Another possibility was to pull back my bishop on 9..., giving up a pawn to preserve it. But the fact is, as late as move 26 I had a -6.30 advantage but blundered. Yeah, he seized control of the dark squares. They're hard to defend without the B, because he could have (and should have) shooed away my N with g4. I'll probably try bxc6 next time!
@nayf You keep wanting to attack :-)
You should be consolidating here, not attacking. You've already got a winning advantage. The only thing that could go wrong is white generating a winning attack, so don't help him.
Yes, you still had a huge advantage late in the game, but not all advantages are equal. That one was based on precise defense and difficult-to-find moves. For the engine that doesn't matter, but a human playing bullet it's hard to do. If instead you've consolidated you could make a lot of smaller mistakes and still be winning. There's be a lot of room for error.
If the computer says a position is, say, -6, but there's only one line that does that, otherwise you're lost, that's not so good. It's better to have a half-dozen reasonable moves that are all -3.

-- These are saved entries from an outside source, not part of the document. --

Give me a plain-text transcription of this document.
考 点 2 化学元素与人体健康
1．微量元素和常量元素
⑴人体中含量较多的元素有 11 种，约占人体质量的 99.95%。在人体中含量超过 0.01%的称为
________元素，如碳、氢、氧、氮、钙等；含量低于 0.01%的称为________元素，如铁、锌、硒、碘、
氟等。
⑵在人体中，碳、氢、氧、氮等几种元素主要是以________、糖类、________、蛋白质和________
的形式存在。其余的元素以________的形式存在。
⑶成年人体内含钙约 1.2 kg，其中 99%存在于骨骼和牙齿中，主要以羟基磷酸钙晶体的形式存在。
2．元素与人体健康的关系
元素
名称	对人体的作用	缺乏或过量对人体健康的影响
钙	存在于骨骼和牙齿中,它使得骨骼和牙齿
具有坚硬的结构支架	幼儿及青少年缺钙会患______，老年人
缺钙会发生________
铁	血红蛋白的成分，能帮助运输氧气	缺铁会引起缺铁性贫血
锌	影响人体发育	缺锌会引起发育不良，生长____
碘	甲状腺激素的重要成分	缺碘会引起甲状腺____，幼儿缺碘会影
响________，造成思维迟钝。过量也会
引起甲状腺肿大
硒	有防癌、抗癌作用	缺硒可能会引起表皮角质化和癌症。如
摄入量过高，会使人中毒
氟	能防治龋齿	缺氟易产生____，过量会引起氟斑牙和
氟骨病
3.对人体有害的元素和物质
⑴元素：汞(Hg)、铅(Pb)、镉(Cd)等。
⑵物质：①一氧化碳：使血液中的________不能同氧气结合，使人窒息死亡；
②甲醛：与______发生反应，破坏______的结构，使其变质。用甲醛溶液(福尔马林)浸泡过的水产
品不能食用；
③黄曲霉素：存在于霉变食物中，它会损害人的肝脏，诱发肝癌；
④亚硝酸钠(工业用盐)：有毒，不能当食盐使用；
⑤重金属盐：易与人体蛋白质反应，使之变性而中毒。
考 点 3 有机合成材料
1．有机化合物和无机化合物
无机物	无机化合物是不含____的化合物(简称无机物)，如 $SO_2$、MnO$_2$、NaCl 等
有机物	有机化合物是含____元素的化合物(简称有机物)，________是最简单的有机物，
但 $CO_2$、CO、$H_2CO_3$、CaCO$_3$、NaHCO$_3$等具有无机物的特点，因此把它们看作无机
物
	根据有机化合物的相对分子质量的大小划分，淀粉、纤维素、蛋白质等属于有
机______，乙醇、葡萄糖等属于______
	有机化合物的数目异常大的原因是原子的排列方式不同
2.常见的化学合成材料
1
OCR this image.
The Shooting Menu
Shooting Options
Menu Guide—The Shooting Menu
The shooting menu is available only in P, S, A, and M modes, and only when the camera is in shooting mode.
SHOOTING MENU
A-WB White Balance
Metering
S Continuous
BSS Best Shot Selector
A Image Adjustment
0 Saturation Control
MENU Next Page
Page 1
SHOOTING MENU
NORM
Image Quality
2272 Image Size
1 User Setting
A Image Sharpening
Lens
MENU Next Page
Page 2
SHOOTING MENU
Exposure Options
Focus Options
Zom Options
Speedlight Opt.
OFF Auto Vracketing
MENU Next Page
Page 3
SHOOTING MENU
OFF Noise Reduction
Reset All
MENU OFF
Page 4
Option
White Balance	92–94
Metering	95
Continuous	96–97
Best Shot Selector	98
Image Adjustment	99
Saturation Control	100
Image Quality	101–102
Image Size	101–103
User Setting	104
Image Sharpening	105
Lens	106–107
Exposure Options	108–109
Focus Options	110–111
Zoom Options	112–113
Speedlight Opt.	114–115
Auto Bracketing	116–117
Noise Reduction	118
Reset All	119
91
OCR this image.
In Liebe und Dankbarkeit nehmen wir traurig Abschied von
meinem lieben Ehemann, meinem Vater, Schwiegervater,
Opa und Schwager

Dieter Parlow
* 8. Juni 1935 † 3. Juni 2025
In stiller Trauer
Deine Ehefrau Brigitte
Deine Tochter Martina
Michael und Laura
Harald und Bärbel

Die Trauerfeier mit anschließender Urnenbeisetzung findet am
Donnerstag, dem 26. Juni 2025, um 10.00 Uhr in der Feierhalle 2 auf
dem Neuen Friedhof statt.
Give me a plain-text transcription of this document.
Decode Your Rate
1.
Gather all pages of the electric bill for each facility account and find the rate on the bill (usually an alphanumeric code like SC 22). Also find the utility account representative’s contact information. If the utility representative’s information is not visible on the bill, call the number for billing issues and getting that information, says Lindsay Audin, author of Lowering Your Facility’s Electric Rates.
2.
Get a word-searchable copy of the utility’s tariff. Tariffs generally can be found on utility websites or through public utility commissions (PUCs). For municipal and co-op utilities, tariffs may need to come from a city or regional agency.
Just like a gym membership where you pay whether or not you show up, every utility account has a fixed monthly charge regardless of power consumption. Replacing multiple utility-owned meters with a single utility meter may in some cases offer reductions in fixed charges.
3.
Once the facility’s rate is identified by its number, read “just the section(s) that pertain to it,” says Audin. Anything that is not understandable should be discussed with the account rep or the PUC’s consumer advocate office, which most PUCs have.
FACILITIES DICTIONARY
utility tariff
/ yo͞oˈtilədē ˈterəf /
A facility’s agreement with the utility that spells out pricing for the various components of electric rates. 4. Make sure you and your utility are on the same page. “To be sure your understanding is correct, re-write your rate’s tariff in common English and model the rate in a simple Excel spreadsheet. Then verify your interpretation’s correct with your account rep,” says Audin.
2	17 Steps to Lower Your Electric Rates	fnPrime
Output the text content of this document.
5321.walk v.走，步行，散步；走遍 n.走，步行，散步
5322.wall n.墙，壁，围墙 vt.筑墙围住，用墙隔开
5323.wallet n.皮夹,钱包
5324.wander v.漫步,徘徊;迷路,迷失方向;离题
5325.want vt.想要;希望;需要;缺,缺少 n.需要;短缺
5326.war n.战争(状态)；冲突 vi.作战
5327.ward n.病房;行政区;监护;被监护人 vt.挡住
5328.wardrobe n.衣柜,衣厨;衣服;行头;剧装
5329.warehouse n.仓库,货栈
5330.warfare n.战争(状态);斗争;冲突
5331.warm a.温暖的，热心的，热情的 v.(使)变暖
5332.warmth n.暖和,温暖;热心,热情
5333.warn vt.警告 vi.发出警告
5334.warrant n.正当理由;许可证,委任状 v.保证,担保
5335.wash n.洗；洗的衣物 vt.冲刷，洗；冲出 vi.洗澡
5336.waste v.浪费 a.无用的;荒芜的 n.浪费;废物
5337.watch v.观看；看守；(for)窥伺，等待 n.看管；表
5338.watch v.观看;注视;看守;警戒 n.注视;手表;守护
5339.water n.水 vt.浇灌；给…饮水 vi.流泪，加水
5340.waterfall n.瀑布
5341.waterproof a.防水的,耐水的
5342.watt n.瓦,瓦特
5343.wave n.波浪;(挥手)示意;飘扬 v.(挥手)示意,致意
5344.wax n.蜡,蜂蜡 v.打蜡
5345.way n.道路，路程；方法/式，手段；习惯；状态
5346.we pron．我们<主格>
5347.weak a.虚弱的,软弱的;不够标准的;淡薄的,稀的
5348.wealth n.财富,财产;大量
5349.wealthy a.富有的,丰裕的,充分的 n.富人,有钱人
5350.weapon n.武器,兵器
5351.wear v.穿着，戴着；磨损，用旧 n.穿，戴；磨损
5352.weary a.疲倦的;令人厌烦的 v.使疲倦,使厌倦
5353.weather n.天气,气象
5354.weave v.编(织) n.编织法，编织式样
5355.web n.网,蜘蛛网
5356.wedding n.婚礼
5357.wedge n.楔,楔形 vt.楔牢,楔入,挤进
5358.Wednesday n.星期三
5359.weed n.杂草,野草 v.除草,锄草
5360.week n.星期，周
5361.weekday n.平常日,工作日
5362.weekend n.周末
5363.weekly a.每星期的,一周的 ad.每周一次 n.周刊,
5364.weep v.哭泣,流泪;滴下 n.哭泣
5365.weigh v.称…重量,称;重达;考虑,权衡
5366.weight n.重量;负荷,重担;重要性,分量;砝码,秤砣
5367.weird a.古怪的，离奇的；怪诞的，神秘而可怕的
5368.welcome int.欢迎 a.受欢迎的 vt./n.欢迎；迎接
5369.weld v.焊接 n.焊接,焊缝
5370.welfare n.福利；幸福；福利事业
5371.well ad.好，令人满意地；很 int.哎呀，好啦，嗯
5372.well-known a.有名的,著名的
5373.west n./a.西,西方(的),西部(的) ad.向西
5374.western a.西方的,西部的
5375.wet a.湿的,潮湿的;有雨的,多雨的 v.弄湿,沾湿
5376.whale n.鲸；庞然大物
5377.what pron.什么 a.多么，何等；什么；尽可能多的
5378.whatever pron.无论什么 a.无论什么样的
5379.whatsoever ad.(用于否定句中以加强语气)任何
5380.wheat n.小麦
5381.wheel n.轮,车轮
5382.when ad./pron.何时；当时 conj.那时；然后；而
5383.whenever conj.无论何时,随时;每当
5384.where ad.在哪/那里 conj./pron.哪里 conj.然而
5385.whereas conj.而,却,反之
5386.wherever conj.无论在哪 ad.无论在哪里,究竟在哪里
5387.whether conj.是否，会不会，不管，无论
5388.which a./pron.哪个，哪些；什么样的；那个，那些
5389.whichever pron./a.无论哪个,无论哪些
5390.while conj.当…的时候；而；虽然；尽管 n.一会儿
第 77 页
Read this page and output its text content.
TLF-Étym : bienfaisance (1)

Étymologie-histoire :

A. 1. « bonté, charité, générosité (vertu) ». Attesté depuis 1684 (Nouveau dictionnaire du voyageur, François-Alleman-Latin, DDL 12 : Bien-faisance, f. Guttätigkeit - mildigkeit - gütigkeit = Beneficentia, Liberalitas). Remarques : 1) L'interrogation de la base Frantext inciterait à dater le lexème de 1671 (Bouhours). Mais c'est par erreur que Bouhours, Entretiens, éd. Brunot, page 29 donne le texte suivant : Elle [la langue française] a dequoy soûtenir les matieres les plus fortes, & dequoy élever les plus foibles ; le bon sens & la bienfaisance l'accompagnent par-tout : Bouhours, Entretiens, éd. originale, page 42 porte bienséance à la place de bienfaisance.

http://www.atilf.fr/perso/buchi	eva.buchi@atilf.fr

@Paradise_Pete Very true, good insights. Actually, despite appearances in this game, I have a general tendency to consolidate when up a piece, but not always in a good way. I have lost many a game by grabbing a lead with a good tactic, then yielding the initiative and getting mated. I've also won plenty of games after blundering and then going on the attack. It's interesting that being down materially sometimes gives one an ironic advantage of feeling there is nothing to lose by launching an all out attack. Often the material difference doesn't matter if the opponent is relatively undeveloped and can't activate their pieces fast enough in the defense, or has just failed to take initiative out of complacency and never capitalise on their material advantage.
But yes, this game required very precise play to defend adequately. In a longer game I likely would have found the solution, but as you said, in bullet it's not easy. I don't even know whether my opponent KNEW he had checkmate with that last move. Probably but not necessarily.